Llama la atención que un libro profético, tan cortó, como el de Jonás, dé tanto de si. Una cosa es leerlo en diagonal y otra sumergirse en él para sacar su mensaje. En este libro, el profeta no queda muy bien. Dios le encomienda una misión: Ir a predicar a los ninivitas y éste en vez de ir a Nínive se embarca en Tarsis para huir lejos de Yahvé.
Ya en alta mar, el Señor desencadenó un viento fuertísimo y el mar se embraveció de tal forma que los marineros aterrados invocaron cada uno a su dios. Mientras tanto Jonás dormía profundamente en fondo de la embarcación. El jefe de la tripulación al verlo le dice: “¿Qué haces aquí dormido? Levántate e invoca a tu dios para ver si se apiada de nosotros y no sucumbamos”. Es curioso que mientras los pagamos oran a sus dioses para que los libre del peligro, Jonás permanece dormido. Parece como si quisiera olvidar el encargo que le había dado Dios. Al enterarse por las explicaciones que les dio el profeta que venía huyendo de Dios, los tripulantes se atemorizaron, como que no les cabía en la cabeza que un hombre desobedeciera un mandato divino. Éstos eran más creyentes que Jonás.

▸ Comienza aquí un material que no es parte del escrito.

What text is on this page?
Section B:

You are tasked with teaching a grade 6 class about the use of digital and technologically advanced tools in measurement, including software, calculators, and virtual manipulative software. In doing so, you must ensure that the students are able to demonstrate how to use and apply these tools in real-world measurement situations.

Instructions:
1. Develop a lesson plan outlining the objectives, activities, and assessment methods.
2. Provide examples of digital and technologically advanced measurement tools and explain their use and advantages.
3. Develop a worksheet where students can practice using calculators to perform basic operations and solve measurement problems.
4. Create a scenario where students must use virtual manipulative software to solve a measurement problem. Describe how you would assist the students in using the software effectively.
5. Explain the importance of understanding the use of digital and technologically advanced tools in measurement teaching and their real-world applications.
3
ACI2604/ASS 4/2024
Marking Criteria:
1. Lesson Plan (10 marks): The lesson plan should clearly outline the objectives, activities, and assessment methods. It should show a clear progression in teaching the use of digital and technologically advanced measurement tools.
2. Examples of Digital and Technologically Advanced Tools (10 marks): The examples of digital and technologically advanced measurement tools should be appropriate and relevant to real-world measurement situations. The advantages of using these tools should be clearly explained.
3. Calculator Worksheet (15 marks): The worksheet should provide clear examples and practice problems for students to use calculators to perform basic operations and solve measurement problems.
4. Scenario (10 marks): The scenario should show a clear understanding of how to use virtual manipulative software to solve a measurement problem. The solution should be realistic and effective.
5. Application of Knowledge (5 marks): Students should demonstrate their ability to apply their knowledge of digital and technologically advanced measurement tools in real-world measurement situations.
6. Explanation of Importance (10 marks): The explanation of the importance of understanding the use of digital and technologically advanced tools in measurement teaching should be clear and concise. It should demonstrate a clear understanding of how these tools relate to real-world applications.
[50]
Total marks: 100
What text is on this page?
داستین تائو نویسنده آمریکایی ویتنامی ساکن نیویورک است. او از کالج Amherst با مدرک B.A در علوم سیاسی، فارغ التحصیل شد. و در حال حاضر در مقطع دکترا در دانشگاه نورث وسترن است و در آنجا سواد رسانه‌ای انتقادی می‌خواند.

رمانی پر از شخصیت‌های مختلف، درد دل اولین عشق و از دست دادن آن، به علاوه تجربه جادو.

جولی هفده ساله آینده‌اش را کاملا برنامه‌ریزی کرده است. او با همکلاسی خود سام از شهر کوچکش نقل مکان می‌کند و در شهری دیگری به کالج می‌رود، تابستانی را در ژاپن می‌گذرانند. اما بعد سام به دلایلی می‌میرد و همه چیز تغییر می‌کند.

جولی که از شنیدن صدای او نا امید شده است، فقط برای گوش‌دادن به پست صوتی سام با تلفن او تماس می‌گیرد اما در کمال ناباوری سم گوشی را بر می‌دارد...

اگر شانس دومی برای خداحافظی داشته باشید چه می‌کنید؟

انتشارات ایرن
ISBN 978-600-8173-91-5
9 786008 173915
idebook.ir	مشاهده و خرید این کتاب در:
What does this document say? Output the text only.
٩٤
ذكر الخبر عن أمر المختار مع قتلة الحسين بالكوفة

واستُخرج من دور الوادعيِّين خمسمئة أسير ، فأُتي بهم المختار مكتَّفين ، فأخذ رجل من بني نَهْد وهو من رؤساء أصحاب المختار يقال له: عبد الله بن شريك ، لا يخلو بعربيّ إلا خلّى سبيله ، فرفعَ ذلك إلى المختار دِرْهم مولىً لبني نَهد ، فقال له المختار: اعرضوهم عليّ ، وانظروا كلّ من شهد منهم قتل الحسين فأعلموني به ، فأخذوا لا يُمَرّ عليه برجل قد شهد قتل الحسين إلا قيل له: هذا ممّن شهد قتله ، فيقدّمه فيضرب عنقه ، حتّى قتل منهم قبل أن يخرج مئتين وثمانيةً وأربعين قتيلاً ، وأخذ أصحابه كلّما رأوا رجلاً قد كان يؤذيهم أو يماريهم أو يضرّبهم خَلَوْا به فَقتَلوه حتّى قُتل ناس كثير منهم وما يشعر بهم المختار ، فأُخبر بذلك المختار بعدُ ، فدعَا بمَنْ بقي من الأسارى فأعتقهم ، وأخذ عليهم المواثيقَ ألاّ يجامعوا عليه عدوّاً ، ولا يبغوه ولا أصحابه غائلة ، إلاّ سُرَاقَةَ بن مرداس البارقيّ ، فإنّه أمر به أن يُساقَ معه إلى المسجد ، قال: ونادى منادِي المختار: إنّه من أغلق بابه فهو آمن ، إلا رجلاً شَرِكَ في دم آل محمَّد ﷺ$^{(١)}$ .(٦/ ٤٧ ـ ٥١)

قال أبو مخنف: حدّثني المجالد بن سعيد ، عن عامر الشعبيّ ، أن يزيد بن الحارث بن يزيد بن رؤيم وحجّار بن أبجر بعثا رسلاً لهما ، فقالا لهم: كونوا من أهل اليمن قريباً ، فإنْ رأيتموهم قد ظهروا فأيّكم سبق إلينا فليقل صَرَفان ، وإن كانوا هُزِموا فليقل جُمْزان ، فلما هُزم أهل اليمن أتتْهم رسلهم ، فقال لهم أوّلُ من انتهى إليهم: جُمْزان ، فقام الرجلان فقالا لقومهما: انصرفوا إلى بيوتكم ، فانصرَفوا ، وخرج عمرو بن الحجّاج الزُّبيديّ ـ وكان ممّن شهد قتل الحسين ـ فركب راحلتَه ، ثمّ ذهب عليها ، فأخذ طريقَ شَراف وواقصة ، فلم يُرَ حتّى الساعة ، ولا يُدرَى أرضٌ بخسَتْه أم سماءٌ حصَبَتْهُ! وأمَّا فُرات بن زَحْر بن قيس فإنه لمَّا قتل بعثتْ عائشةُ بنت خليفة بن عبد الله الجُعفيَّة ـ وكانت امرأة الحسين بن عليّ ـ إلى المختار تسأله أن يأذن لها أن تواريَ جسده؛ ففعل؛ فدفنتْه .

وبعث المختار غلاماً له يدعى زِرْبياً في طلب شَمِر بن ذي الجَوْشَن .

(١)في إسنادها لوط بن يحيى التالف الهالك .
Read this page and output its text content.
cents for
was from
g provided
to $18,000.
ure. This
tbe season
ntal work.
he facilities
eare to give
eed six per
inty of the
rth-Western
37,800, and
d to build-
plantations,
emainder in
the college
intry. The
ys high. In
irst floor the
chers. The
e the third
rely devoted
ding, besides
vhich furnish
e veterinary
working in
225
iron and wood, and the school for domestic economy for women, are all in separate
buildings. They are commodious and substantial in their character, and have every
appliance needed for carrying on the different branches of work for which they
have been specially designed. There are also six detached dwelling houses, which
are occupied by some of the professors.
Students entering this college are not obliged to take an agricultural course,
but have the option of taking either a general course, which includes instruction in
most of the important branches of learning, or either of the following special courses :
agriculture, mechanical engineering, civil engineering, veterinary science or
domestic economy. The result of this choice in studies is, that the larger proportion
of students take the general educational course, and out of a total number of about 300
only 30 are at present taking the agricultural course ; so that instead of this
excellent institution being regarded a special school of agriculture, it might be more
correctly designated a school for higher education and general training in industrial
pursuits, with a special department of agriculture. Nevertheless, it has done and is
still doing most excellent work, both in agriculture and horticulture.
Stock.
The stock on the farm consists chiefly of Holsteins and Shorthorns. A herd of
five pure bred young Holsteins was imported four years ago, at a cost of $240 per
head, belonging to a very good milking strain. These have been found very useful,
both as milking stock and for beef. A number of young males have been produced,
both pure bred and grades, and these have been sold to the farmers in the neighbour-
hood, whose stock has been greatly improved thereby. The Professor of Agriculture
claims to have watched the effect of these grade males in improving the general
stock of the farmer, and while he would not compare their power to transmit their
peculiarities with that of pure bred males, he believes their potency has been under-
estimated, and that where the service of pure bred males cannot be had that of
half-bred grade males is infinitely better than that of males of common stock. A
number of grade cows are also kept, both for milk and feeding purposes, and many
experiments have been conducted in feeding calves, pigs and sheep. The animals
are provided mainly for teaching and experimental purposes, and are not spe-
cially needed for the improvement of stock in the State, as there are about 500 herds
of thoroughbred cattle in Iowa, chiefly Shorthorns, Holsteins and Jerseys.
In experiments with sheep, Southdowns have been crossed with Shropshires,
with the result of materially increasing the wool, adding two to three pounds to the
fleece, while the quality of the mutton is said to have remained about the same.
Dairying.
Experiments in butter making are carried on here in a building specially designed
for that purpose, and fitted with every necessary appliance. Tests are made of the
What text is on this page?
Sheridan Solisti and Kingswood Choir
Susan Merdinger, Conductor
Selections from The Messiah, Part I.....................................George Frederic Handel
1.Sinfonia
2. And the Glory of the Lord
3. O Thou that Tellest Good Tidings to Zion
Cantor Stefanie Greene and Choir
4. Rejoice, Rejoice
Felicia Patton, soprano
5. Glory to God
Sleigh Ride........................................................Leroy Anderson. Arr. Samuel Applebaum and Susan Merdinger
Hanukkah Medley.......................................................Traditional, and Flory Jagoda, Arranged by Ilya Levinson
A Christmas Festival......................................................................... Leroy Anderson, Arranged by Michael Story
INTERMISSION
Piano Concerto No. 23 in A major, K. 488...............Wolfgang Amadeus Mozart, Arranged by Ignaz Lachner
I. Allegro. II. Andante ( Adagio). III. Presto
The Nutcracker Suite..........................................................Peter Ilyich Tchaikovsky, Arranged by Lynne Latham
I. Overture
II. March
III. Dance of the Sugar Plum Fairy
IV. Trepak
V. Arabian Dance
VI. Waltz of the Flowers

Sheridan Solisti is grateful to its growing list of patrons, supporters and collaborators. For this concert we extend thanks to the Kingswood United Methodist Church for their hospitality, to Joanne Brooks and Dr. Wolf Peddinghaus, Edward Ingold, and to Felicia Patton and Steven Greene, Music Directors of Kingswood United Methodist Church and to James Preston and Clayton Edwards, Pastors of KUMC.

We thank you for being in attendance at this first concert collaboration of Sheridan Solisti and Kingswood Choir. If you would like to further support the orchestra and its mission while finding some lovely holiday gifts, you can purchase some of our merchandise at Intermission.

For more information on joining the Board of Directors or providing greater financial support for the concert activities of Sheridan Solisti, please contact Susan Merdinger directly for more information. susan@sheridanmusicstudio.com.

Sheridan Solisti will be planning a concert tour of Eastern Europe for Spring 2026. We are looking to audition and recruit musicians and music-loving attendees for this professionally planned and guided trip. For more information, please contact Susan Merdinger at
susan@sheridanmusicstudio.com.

¿Qué hemos de hacer contigo?, le preguntaron, ya que el mar continuaba más embravecido. Él les dijo que lo tiraran al mar. Los marineros hicieron todavía el esfuerzo de acercar la nave a la costa pero viendo que era imposible decidieron lanzarlo por la borda.
Una vez en el mar, Jonás es engullido por un gran pez que lo vomita a tierra firme. Ahí el autor nos hace notar que si Jonás es un hombre tozudo que no quiere cumplir los mandatos de Dios, resulta que Dios es más tozudo que él y consigue sus fines. Y le repite el mandato: Levántate y ves a Nínive, la gran ciudad y proclama el mensaje que te he dado. Así que el infeliz no tiene más remedio que ir a Nínive, pero quiere salirse con la suya, la de no predicar la conversión de los ninivitas. Verdaderamente este Jonás es un judío terco, de horizontes estrechos; quiere la salvación sólo para el pueblo de Israel; y Dios, que es Padre, quiere la salvación de todos los pueblos. Por eso, mandó su Hijo al mundo, y Jesús derramó su sangre en la cruz por la salvación de todos los hombres. Texto: Hna. María Nuria Gaza.